Where do we use the fact that $X$ is well ordered?
Also instead if we consider $X \times (0, 1]$ will that be a linear continuum?
My intuition is that it'll not be since $b \times 0$ will not exists which we used in the proof of (1)

Answer 1

"Also" question. No.

Let $X = \omega+1 = \{0,1,\dots,\omega\}$. Then $X \times (0,1]$ is not order complete. The subset $\omega\times(0,1]$ is bounded above, but has no least upper bound. [All points $(\omega,t), t\in (0,1]$ are upper bounds, but among them there is no least one.]

Answer 2

First, let me address a notational issue with your proof. In the definition of "linear continuum", $L$ is the set that you are trying to show is a linear continuum. In this case, $L = X \times [0,1)$. In your proof, you use $L$ as an arbitrary (bounded) subset of $X \times [0,1)$, which you are trying to show has a least upper bound. This introduction of $L$ in one role, then immediate use of it in a different role without explanation is very confusing. The reader is led to believe the original role, and discovers the actual role only by recognizing your statements are inconsistent with that interpretation, forcing them to re-evaluate what they've already read. There are many letters in the alphabet. Use a different one for this different job.

Is this argument valid?

Overall yes, but your proof needs several corrections and additions. Some appear to just be typos, but you make too many of them.

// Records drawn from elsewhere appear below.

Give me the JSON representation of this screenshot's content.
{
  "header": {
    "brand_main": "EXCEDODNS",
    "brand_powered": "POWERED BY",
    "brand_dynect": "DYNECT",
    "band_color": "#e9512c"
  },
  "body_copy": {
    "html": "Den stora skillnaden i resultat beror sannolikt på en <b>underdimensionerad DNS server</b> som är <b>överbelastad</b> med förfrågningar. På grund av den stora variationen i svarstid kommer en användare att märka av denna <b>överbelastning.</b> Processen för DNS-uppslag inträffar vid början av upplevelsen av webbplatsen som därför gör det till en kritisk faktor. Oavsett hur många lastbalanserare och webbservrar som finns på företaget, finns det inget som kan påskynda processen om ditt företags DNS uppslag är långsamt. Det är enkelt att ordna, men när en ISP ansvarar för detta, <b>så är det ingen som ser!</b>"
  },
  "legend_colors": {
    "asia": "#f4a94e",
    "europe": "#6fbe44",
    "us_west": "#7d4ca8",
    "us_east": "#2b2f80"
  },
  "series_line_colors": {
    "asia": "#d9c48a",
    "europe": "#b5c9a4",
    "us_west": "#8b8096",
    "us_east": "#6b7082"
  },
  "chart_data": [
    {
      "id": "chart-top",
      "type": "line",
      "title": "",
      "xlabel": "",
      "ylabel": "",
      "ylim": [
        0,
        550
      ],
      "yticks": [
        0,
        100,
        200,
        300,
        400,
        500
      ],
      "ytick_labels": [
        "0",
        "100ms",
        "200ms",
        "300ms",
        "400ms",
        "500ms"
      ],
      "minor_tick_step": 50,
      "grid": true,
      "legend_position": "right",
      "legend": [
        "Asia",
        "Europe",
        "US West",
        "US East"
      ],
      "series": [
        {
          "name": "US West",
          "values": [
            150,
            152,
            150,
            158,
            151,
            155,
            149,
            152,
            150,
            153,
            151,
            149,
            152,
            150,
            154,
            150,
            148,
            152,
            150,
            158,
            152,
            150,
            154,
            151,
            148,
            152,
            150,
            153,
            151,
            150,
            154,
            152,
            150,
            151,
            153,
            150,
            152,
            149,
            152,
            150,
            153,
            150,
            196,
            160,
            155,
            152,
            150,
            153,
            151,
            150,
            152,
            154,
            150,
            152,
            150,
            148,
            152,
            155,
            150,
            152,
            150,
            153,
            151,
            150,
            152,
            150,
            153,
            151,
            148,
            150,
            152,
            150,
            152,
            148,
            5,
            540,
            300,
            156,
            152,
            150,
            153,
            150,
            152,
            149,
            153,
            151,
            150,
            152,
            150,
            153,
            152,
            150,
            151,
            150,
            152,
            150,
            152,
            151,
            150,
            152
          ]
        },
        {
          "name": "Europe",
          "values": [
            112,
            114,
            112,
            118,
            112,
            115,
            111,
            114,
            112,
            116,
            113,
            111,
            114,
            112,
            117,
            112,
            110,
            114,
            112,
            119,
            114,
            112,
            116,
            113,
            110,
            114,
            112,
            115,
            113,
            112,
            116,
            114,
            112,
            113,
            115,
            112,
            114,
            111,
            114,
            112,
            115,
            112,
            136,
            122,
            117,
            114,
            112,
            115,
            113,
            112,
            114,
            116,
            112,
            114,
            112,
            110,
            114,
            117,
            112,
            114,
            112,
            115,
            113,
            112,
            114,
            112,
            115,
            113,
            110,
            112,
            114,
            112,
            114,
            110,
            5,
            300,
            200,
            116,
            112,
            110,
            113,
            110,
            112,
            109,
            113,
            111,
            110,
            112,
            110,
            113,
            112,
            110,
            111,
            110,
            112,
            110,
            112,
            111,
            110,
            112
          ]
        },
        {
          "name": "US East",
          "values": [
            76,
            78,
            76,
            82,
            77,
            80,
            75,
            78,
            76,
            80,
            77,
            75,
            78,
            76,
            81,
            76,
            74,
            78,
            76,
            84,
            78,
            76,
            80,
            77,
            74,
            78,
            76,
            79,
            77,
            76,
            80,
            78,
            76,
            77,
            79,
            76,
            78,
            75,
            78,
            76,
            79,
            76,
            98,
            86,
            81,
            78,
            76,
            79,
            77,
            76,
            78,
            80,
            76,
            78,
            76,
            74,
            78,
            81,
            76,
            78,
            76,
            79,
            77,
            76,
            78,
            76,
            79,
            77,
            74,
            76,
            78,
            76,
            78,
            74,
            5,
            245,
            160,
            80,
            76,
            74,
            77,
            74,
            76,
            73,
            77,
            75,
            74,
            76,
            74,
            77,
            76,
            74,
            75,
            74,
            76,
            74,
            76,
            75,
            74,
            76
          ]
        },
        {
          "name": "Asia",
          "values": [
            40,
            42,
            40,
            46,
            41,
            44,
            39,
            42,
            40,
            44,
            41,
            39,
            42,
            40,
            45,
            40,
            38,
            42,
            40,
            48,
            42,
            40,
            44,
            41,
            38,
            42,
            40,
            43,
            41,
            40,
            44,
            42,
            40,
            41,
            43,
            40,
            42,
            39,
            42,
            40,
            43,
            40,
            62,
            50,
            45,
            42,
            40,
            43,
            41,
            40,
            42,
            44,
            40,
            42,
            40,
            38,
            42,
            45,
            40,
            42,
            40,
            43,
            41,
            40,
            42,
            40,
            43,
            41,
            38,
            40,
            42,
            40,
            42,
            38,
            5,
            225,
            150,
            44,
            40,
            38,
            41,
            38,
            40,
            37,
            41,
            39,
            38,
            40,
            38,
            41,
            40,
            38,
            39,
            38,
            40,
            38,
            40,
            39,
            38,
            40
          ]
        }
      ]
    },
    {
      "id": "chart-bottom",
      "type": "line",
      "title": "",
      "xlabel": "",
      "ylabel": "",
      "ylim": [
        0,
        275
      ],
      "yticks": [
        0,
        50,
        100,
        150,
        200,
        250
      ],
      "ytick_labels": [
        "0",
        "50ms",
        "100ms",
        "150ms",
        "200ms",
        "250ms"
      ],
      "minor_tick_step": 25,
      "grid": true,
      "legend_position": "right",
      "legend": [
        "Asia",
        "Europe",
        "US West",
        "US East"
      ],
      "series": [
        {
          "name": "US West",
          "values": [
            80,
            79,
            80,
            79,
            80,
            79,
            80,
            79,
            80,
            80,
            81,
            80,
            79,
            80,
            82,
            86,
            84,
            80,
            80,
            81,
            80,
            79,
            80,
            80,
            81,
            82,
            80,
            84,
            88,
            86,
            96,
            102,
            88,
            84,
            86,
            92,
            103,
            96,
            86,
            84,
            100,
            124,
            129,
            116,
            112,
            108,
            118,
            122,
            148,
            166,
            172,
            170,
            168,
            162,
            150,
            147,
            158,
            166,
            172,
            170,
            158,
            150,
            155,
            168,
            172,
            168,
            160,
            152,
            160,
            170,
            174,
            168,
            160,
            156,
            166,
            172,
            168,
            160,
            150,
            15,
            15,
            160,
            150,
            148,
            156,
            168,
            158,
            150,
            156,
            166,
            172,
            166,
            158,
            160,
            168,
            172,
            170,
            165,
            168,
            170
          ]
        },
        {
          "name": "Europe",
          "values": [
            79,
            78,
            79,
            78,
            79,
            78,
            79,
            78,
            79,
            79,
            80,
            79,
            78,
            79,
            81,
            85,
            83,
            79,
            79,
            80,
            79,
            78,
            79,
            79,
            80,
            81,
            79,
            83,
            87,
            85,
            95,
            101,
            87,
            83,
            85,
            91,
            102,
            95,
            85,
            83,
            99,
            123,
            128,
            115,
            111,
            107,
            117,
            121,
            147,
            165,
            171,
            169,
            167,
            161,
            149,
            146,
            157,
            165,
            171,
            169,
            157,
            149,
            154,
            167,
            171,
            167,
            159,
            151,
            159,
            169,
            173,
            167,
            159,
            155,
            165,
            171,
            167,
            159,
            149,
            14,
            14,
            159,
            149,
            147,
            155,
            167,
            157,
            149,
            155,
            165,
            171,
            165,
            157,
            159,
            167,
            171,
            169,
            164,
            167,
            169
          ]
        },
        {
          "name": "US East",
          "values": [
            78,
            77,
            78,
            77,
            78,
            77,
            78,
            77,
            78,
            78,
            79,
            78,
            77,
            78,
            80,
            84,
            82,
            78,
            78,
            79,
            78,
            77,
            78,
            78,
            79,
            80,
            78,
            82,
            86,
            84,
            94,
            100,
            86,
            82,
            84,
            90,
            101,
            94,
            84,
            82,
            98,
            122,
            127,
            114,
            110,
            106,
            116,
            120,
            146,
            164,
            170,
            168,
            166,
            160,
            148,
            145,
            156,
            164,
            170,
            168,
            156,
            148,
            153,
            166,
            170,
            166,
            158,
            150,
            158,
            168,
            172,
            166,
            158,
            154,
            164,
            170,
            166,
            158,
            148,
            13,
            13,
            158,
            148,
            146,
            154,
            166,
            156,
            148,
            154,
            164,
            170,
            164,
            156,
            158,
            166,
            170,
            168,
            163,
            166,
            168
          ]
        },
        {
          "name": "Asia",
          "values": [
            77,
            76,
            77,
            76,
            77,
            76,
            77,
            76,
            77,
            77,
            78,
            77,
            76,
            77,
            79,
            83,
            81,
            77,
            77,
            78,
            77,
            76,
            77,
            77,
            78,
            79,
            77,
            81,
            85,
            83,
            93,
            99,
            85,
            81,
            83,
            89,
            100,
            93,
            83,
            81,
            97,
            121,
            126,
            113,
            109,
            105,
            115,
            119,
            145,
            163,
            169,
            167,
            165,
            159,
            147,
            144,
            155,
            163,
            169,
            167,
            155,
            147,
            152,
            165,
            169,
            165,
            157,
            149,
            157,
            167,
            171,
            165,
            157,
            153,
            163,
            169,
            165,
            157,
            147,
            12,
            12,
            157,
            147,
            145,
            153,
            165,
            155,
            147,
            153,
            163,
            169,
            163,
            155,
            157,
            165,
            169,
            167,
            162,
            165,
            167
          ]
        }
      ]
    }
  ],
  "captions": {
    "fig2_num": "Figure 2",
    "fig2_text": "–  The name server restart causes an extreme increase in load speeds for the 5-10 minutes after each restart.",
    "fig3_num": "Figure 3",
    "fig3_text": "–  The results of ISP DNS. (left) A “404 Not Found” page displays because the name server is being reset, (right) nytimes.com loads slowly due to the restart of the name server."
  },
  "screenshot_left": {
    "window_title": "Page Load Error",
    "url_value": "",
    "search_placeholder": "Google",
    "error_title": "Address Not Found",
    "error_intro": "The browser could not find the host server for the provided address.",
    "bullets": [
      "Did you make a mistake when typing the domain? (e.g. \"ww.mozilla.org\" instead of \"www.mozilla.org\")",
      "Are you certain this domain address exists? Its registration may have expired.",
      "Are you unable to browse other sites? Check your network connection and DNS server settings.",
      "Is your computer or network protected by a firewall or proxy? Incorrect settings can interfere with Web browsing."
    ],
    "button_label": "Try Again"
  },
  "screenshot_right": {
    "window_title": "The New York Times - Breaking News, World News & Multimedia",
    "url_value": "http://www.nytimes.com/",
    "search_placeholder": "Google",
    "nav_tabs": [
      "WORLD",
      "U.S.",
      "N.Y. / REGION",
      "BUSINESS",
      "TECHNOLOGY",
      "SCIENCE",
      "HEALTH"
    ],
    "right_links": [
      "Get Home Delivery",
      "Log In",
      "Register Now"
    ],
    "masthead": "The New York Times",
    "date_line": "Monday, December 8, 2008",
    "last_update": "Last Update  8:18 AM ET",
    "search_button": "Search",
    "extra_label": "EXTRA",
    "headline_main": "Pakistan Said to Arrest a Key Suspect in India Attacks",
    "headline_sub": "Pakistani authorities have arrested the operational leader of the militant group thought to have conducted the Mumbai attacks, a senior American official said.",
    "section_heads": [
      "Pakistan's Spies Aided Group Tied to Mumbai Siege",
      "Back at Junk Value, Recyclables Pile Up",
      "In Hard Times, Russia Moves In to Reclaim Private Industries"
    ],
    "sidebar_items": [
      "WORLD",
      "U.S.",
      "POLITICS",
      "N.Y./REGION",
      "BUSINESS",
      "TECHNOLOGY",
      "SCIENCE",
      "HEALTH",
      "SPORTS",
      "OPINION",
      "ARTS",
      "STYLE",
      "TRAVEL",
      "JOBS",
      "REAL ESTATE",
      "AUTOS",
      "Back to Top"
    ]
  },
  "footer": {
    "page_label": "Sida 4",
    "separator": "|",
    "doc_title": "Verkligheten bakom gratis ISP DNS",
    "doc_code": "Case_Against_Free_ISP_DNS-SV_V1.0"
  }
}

$(1)$ Let $L \ \subset \ X \times [0, 1)$ and $b = \text{sup}(\ \pi_1(L)\ )$.

There is no reason that $b$ has to exist. You need to assume $L$ is bounded above. For example, $X = \Bbb N$ is a well-ordered set, and $L$ could be the set of even numbers times $[0,1)$. That set has no upper bound at all, much less a least one. And even when $L$ is bounded, you need to show that $\pi_1(L)$ must also be bounded.

there exists a $c = \text{sup}(\ \pi_2(\ b \times [0, 1)\ )\ )$.

I assume you mean $c = \sup\bigg(\pi_2\big((b \times [0, 1))\cap L\big)\bigg)$, as your set is just $[0,1)$ and has no supremum. And again you must show by the boundedness of $L$ that $\pi_2\big((b \times [0, 1))\cap L\big)$ is bounded before you can demand the existence of $c$.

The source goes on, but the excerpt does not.